Of those nationalities, it is the US, Australia, Canada, Japan, South Korea, Brazil and Malaysia which as non-visa national countries will need to apply for an ETA as non-visa nationals.

The highest number of visitors by far were from the US. Looking at the US alone, according to some reports, as many as one in three adult US citizens could have a criminal record. Whilst it is difficult to know exact figures and what types of offences may have been committed (and indeed whether being arrested counts), out of the 4.58 million US national visitors to the UK in 2018 it is easy to see that on any view a huge number of people could have an issue if they applied for an ETA to the UK.

Will the Home Office be able to cope with the increase in visitor visa applications and are there any issues for employers?

Many visa applicants across all visa routes (including visits, work and family) have frequently seen very long delays – especially when changes are made for example the Ukraine schemes and the British National (Overseas) visa and the UK’s Home Office redeploys staff. There are real concerns around the capacity of Home Office staff to deal with this additional caseload, much of which will be complex due to the need to consider criminal issues with such cases already often severely delayed. The Home Office have stated that they are aware of the likely increased visa demand and that this is factored into their capacity planning.

The other issue is that employers will have to deal with employees having to disclose their historic or recent criminal convictions which might normally be treated as “spent” or expunged and not disclosable in relation to their employment. To date for example, a US executive who travels frequently to the UK and the EU will not have to disclose this information, but all that will change in January 2025 when US nationals need to apply for an ETA.

The well-publicised issues faced by travellers to the US are likely to be replicated not only in the UK but in the EU as more and more visa-free visitors are required to provide details of their past indiscretions. We expect that much litigation will flow from this and that the UK courts may be dealing with many more cases of judicial review of decisions to exclude people on criminality grounds, as there is currently no right of appeal against refusal of a visit visa.

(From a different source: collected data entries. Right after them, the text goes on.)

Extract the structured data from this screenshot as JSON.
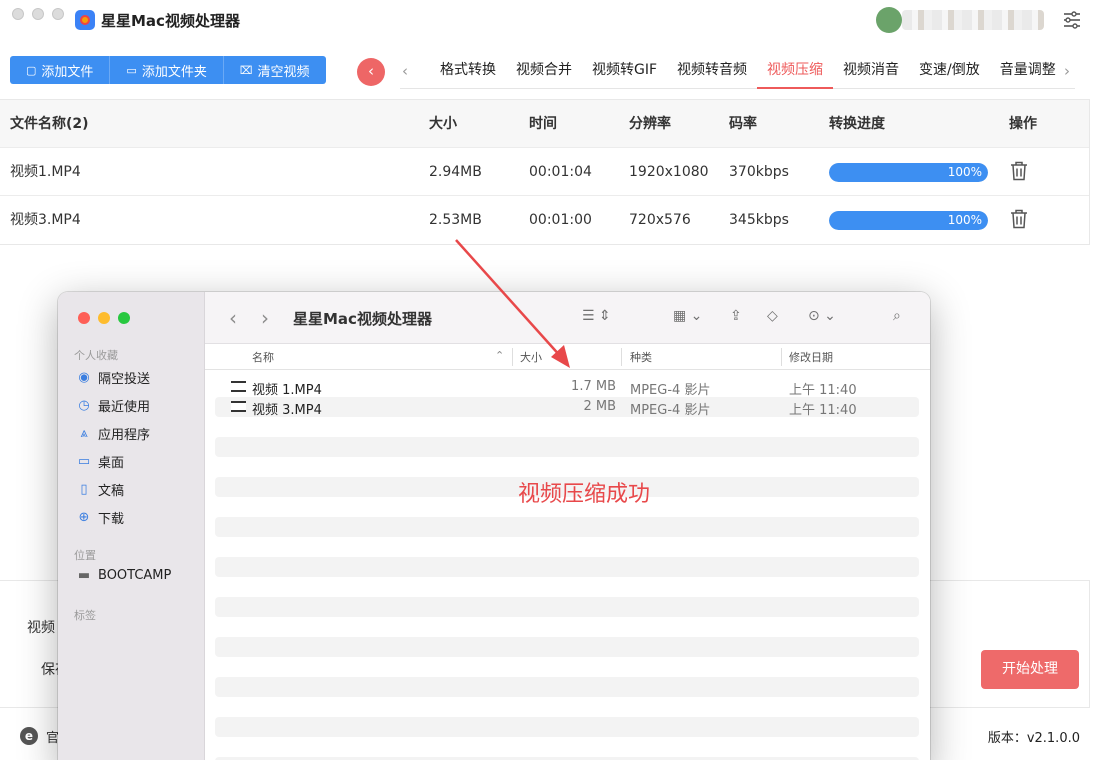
{
  "app": {
    "title": "星星Mac视频处理器",
    "settings_icon": "sliders-icon"
  },
  "toolbar": {
    "add_file": "添加文件",
    "add_folder": "添加文件夹",
    "clear": "清空视频"
  },
  "tabs": [
    {
      "label": "格式转换",
      "active": false
    },
    {
      "label": "视频合并",
      "active": false
    },
    {
      "label": "视频转GIF",
      "active": false
    },
    {
      "label": "视频转音频",
      "active": false
    },
    {
      "label": "视频压缩",
      "active": true
    },
    {
      "label": "视频消音",
      "active": false
    },
    {
      "label": "变速/倒放",
      "active": false
    },
    {
      "label": "音量调整",
      "active": false
    }
  ],
  "table": {
    "headers": {
      "name": "文件名称(2)",
      "size": "大小",
      "time": "时间",
      "resolution": "分辨率",
      "bitrate": "码率",
      "progress": "转换进度",
      "action": "操作"
    },
    "rows": [
      {
        "name": "视频1.MP4",
        "size": "2.94MB",
        "time": "00:01:04",
        "resolution": "1920x1080",
        "bitrate": "370kbps",
        "progress": 1.0,
        "progress_text": "100%"
      },
      {
        "name": "视频3.MP4",
        "size": "2.53MB",
        "time": "00:01:00",
        "resolution": "720x576",
        "bitrate": "345kbps",
        "progress": 1.0,
        "progress_text": "100%"
      }
    ]
  },
  "bottom": {
    "label1": "视频",
    "label2": "保存",
    "start_button": "开始处理",
    "site_text": "官",
    "version": "版本：v2.1.0.0"
  },
  "finder": {
    "title": "星星Mac视频处理器",
    "sidebar": {
      "favorites_label": "个人收藏",
      "favorites": [
        {
          "label": "隔空投送",
          "icon": "airdrop-icon"
        },
        {
          "label": "最近使用",
          "icon": "clock-icon"
        },
        {
          "label": "应用程序",
          "icon": "applications-icon"
        },
        {
          "label": "桌面",
          "icon": "desktop-icon"
        },
        {
          "label": "文稿",
          "icon": "document-icon"
        },
        {
          "label": "下载",
          "icon": "download-icon"
        }
      ],
      "locations_label": "位置",
      "locations": [
        {
          "label": "BOOTCAMP",
          "icon": "disk-icon"
        }
      ],
      "tags_label": "标签"
    },
    "columns": {
      "name": "名称",
      "size": "大小",
      "kind": "种类",
      "date": "修改日期"
    },
    "files": [
      {
        "name": "视频 1.MP4",
        "size": "1.7 MB",
        "kind": "MPEG-4 影片",
        "date": "上午 11:40"
      },
      {
        "name": "视频 3.MP4",
        "size": "2 MB",
        "kind": "MPEG-4 影片",
        "date": "上午 11:40"
      }
    ],
    "success_text": "视频压缩成功"
  },
  "colors": {
    "accent_blue": "#3d8ff2",
    "accent_red": "#ee5a5a",
    "annotation_red": "#e8484a"
  }
}
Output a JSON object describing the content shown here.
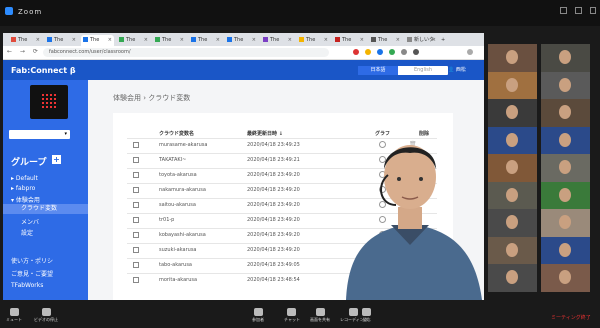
{
  "window": {
    "title": "Zoom"
  },
  "browser": {
    "tabs": [
      {
        "label": "The",
        "color": "#e04b3c"
      },
      {
        "label": "The",
        "color": "#1a73e8"
      },
      {
        "label": "The",
        "color": "#1a73e8"
      },
      {
        "label": "The",
        "color": "#34a853"
      },
      {
        "label": "The",
        "color": "#34a853"
      },
      {
        "label": "The",
        "color": "#1a73e8"
      },
      {
        "label": "The",
        "color": "#1a73e8"
      },
      {
        "label": "The",
        "color": "#7b3fc4"
      },
      {
        "label": "The",
        "color": "#f4b400"
      },
      {
        "label": "The",
        "color": "#c5221f"
      },
      {
        "label": "The",
        "color": "#555555"
      },
      {
        "label": "新しいタブ",
        "color": "#888888"
      }
    ],
    "url": "fabconnect.com/user/classroom/"
  },
  "app": {
    "logo": "Fab:Connect β",
    "lang_ja": "日本語",
    "lang_en": "English",
    "user": "西松"
  },
  "sidebar": {
    "group_title": "グループ",
    "add": "+",
    "select_value": "▾",
    "items": [
      {
        "label": "▸ Default",
        "active": false
      },
      {
        "label": "▸ fabpro",
        "active": false
      },
      {
        "label": "▾ 体験会用",
        "active": false
      },
      {
        "label": "クラウド変数",
        "active": true
      },
      {
        "label": "メンバ",
        "active": false
      },
      {
        "label": "設定",
        "active": false
      }
    ],
    "footer": [
      {
        "label": "使い方・ポリシ"
      },
      {
        "label": "ご意見・ご要望"
      },
      {
        "label": "TFabWorks"
      }
    ]
  },
  "main": {
    "breadcrumb": "体験会用  ›  クラウド変数",
    "headers": {
      "name": "クラウド変数名",
      "date": "最終更新日時 ↓",
      "graph": "グラフ",
      "delete": "削除"
    },
    "rows": [
      {
        "name": "murasame-akarusa",
        "date": "2020/04/18 23:49:23"
      },
      {
        "name": "TAKATAKI~",
        "date": "2020/04/18 23:49:21"
      },
      {
        "name": "toyota-akarusa",
        "date": "2020/04/18 23:49:20"
      },
      {
        "name": "nakamura-akarusa",
        "date": "2020/04/18 23:49:20"
      },
      {
        "name": "saitou-akarusa",
        "date": "2020/04/18 23:49:20"
      },
      {
        "name": "tr01-p",
        "date": "2020/04/18 23:49:20"
      },
      {
        "name": "kobayashi-akarusa",
        "date": "2020/04/18 23:49:20"
      },
      {
        "name": "suzuki-akarusa",
        "date": "2020/04/18 23:49:20"
      },
      {
        "name": "tabo-akarusa",
        "date": "2020/04/18 23:49:05"
      },
      {
        "name": "morita-akarusa",
        "date": "2020/04/18 23:48:54"
      }
    ]
  },
  "gallery": {
    "tiles": [
      {
        "name": "",
        "color": "#6a5040"
      },
      {
        "name": "",
        "color": "#4a4a44"
      },
      {
        "name": "",
        "color": "#a07040"
      },
      {
        "name": "",
        "color": "#5a5a5a"
      },
      {
        "name": "",
        "color": "#3a3a3a"
      },
      {
        "name": "",
        "color": "#5b4a3b"
      },
      {
        "name": "",
        "color": "#2b4a8a"
      },
      {
        "name": "",
        "color": "#2b4a8a"
      },
      {
        "name": "",
        "color": "#805838"
      },
      {
        "name": "",
        "color": "#6a6a62"
      },
      {
        "name": "",
        "color": "#5b5a50"
      },
      {
        "name": "",
        "color": "#3a7a3a"
      },
      {
        "name": "",
        "color": "#4a4a4a"
      },
      {
        "name": "",
        "color": "#9a8a7a"
      },
      {
        "name": "",
        "color": "#6a5a4a"
      },
      {
        "name": "",
        "color": "#2b4a8a"
      },
      {
        "name": "",
        "color": "#4a4a4a"
      },
      {
        "name": "",
        "color": "#7a5a4a"
      }
    ]
  },
  "bottom": {
    "buttons": [
      {
        "label": "ミュート",
        "icon": "mic-icon"
      },
      {
        "label": "ビデオの停止",
        "icon": "video-icon"
      },
      {
        "label": "参加者",
        "icon": "participants-icon"
      },
      {
        "label": "チャット",
        "icon": "chat-icon"
      },
      {
        "label": "画面を共有",
        "icon": "share-icon"
      },
      {
        "label": "レコーディング",
        "icon": "record-icon"
      },
      {
        "label": "反応",
        "icon": "reaction-icon"
      }
    ],
    "leave": "ミーティング終了"
  }
}
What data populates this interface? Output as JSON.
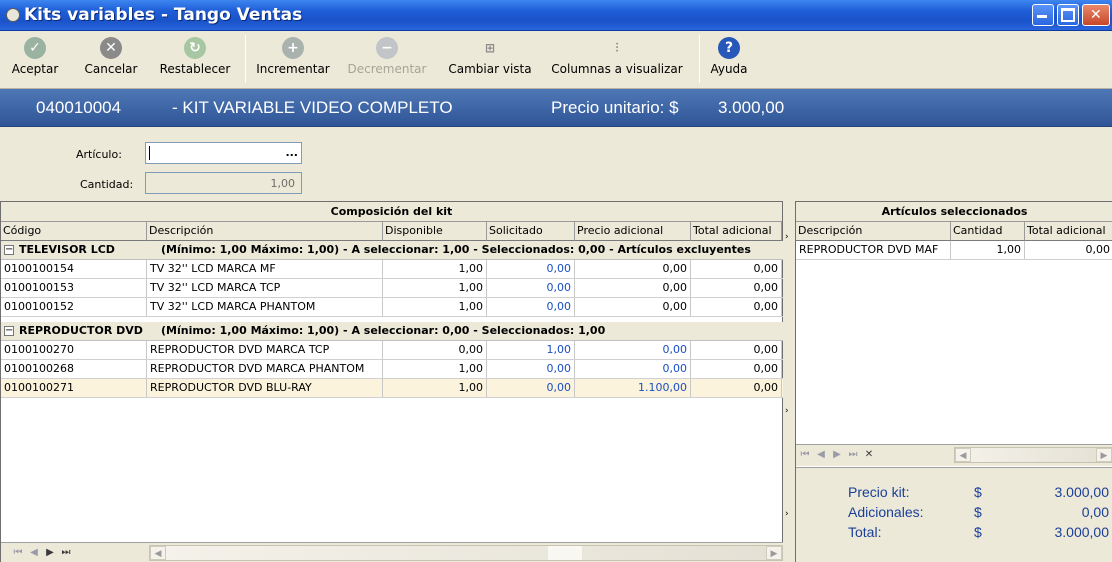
{
  "window": {
    "title": "Kits variables - Tango Ventas"
  },
  "toolbar": {
    "aceptar": "Aceptar",
    "cancelar": "Cancelar",
    "restablecer": "Restablecer",
    "incrementar": "Incrementar",
    "decrementar": "Decrementar",
    "cambiar_vista": "Cambiar vista",
    "columnas": "Columnas a visualizar",
    "ayuda": "Ayuda"
  },
  "header": {
    "code": "040010004",
    "name": "- KIT VARIABLE VIDEO COMPLETO",
    "price_label": "Precio unitario: $",
    "price_value": "3.000,00"
  },
  "form": {
    "articulo_label": "Artículo:",
    "articulo_value": "",
    "articulo_btn": "...",
    "cantidad_label": "Cantidad:",
    "cantidad_value": "1,00"
  },
  "kit": {
    "title": "Composición del kit",
    "columns": [
      "Código",
      "Descripción",
      "Disponible",
      "Solicitado",
      "Precio adicional",
      "Total adicional"
    ],
    "groups": [
      {
        "name": "TELEVISOR LCD",
        "info": "(Mínimo: 1,00 Máximo: 1,00)  -  A seleccionar: 1,00  -  Seleccionados: 0,00  -  Artículos excluyentes",
        "rows": [
          {
            "code": "0100100154",
            "desc": "TV 32'' LCD MARCA MF",
            "disp": "1,00",
            "sol": "0,00",
            "precio": "0,00",
            "total": "0,00"
          },
          {
            "code": "0100100153",
            "desc": "TV 32'' LCD MARCA TCP",
            "disp": "1,00",
            "sol": "0,00",
            "precio": "0,00",
            "total": "0,00"
          },
          {
            "code": "0100100152",
            "desc": "TV 32'' LCD MARCA PHANTOM",
            "disp": "1,00",
            "sol": "0,00",
            "precio": "0,00",
            "total": "0,00"
          }
        ]
      },
      {
        "name": "REPRODUCTOR DVD",
        "info": "(Mínimo: 1,00 Máximo: 1,00)  -  A seleccionar: 0,00  -  Seleccionados: 1,00",
        "rows": [
          {
            "code": "0100100270",
            "desc": "REPRODUCTOR DVD MARCA TCP",
            "disp": "0,00",
            "sol": "1,00",
            "precio": "0,00",
            "total": "0,00"
          },
          {
            "code": "0100100268",
            "desc": "REPRODUCTOR DVD MARCA PHANTOM",
            "disp": "1,00",
            "sol": "0,00",
            "precio": "0,00",
            "total": "0,00"
          },
          {
            "code": "0100100271",
            "desc": "REPRODUCTOR DVD BLU-RAY",
            "disp": "1,00",
            "sol": "0,00",
            "precio": "1.100,00",
            "total": "0,00"
          }
        ]
      }
    ]
  },
  "selected": {
    "title": "Artículos seleccionados",
    "columns": [
      "Descripción",
      "Cantidad",
      "Total adicional"
    ],
    "rows": [
      {
        "desc": "REPRODUCTOR DVD MAF",
        "cant": "1,00",
        "total": "0,00"
      }
    ]
  },
  "totals": {
    "precio_kit_label": "Precio kit:",
    "precio_kit_value": "3.000,00",
    "adicionales_label": "Adicionales:",
    "adicionales_value": "0,00",
    "total_label": "Total:",
    "total_value": "3.000,00",
    "currency": "$"
  },
  "colors": {
    "titlebar": "#1f5fd8",
    "header": "#3a62a5",
    "link_blue": "#1a4fc4",
    "totals_text": "#1a3f9a"
  }
}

It is entirely likely that many individuals will not complete these processes properly before travelling, or will encounter technical issues which will emerge and need to be resolved at the border or when boarding a flight, so expect border delays and problems once the scheme has been rolled out more extensively.

Not to get caught out or risk becoming flustered at an airport – travellers should do the digital paperwork well in advance of boarding their flights when their time to apply comes around.